After extracting my primer, the tabulate sequence .qzv file shows the sequence length statistics at sequence count = 279796 with a min length of 54 and mean length of 274.7. After my first iteration of the extract seq segment function (with culling and dereplicating), sequence length: 312378 min length: 98 mean length: 438.6, after my second iteration of the extract seq segment function (with culling and dereplicating), sequence length: 214529 min length:121 mean length: 809.2
The code I have used for the "extract seq segments" function is below. I have been dereplicating and using cull-seqs in between iterations.

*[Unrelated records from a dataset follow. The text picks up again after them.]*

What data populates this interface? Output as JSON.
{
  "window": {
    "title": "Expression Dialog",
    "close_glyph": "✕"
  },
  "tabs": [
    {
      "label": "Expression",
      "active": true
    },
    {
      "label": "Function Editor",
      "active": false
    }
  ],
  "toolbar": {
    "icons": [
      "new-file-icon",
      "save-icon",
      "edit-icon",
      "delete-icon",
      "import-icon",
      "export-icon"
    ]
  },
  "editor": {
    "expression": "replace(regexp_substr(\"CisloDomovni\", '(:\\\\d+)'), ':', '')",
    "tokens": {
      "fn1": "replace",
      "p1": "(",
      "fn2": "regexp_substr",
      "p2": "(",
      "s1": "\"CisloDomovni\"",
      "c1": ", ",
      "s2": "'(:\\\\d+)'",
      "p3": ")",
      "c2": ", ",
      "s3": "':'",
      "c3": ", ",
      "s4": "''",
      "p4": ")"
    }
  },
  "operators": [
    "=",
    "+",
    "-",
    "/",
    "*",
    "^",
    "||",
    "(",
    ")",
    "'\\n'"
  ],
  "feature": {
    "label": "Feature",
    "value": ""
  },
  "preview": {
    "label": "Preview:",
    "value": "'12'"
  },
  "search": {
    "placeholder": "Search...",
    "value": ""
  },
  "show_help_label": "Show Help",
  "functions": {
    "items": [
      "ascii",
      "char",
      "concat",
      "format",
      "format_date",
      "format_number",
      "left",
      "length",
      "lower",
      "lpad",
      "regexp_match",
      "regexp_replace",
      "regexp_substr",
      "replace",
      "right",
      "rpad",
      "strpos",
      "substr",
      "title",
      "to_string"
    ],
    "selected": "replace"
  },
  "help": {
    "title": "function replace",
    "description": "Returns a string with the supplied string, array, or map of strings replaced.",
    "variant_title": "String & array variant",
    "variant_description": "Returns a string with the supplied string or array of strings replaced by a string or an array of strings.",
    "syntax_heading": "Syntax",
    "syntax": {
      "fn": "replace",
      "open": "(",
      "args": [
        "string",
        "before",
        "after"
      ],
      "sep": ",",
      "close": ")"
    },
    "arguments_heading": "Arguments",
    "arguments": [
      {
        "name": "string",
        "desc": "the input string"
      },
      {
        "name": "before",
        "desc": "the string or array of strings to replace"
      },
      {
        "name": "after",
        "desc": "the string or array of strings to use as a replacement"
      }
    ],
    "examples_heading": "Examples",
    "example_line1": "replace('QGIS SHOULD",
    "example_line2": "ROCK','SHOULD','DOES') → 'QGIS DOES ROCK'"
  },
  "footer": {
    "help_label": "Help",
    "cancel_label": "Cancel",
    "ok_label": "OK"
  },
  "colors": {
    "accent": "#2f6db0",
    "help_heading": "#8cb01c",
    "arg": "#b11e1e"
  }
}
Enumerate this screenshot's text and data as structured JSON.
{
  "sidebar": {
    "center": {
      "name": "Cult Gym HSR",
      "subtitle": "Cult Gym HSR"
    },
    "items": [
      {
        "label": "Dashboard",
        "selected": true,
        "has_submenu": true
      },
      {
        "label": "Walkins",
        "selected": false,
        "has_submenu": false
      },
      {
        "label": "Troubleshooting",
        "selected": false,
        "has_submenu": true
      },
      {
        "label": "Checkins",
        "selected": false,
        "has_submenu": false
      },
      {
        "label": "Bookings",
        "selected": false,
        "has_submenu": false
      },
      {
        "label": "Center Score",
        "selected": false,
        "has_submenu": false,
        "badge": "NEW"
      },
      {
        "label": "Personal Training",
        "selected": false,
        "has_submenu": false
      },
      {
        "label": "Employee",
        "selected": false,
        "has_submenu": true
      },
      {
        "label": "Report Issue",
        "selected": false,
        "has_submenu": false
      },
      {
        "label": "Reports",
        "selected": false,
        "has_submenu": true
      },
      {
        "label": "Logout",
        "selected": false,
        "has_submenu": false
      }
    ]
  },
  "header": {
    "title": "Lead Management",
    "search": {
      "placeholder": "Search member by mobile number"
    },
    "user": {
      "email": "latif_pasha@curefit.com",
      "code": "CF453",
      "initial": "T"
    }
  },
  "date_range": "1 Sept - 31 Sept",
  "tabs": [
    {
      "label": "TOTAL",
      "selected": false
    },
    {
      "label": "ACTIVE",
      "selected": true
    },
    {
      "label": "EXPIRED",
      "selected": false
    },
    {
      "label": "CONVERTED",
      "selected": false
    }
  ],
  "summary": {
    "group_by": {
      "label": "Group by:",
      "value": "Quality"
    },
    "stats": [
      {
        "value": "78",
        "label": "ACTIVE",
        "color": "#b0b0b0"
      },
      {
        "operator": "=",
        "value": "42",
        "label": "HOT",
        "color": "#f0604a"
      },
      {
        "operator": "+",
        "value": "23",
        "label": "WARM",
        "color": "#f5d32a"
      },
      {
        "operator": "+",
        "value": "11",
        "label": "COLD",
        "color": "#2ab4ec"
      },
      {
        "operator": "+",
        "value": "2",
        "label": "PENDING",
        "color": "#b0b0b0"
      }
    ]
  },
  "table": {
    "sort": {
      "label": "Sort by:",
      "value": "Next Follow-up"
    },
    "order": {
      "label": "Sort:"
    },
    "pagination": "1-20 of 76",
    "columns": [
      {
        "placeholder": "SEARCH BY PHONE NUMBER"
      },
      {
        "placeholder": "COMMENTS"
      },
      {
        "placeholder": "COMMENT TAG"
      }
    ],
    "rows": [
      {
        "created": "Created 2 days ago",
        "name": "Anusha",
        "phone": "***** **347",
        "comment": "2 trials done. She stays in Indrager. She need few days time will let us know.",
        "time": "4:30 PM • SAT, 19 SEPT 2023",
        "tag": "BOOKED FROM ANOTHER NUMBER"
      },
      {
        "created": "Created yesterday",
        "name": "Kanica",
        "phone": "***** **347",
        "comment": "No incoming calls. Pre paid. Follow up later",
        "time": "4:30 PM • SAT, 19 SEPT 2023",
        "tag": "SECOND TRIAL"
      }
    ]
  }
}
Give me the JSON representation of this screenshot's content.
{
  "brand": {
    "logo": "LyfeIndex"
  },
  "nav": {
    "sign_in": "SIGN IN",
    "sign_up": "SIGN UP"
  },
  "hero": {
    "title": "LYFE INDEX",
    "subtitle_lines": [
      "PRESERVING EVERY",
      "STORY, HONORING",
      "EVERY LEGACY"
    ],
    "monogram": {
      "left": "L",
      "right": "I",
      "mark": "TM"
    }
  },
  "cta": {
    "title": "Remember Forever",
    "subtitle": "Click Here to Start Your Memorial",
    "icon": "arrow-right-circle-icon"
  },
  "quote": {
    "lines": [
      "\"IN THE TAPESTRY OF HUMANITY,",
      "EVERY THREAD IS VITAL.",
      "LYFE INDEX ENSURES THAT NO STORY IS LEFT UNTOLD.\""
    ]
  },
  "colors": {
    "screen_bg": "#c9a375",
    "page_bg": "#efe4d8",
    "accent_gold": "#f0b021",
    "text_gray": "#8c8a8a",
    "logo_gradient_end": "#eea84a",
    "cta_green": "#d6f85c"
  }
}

qiime rescript extract-seq-segments
--i-input-sequences /taxonomy_nb/silva-138.1-ssu-nr99-seqs-derep-uniq.qza
--i-reference-segment-sequences /taxonomy_nb/silva-138.1-ssu-nr99-seqs-515f-806r-uniq-cull.qza
--p-perc-identity 0.9
--p-min-seq-len 10
--o-extracted-sequence-segments /taxonomy_nb/silva-138.1-ssu-nr99-extracted-seq-segments-01.qza
--o-unmatched-sequences /taxonomy_nb/silva-138.1-ssu-nr99-unmatched-sequences-01.qza
How will I know that my data is ready for the classifier? I am also confused why sequence length decreased after the second iteration of extract seq segment function.
Hi @sfreeman ,
As you have 16S V4 region data, I would suggest using only the first tutorial (i.e., to prepare the database) and not the second (using extract-seq-segments). You could also just use one of the pre-trained 16S V4 classifiers from the QIIME 2 website.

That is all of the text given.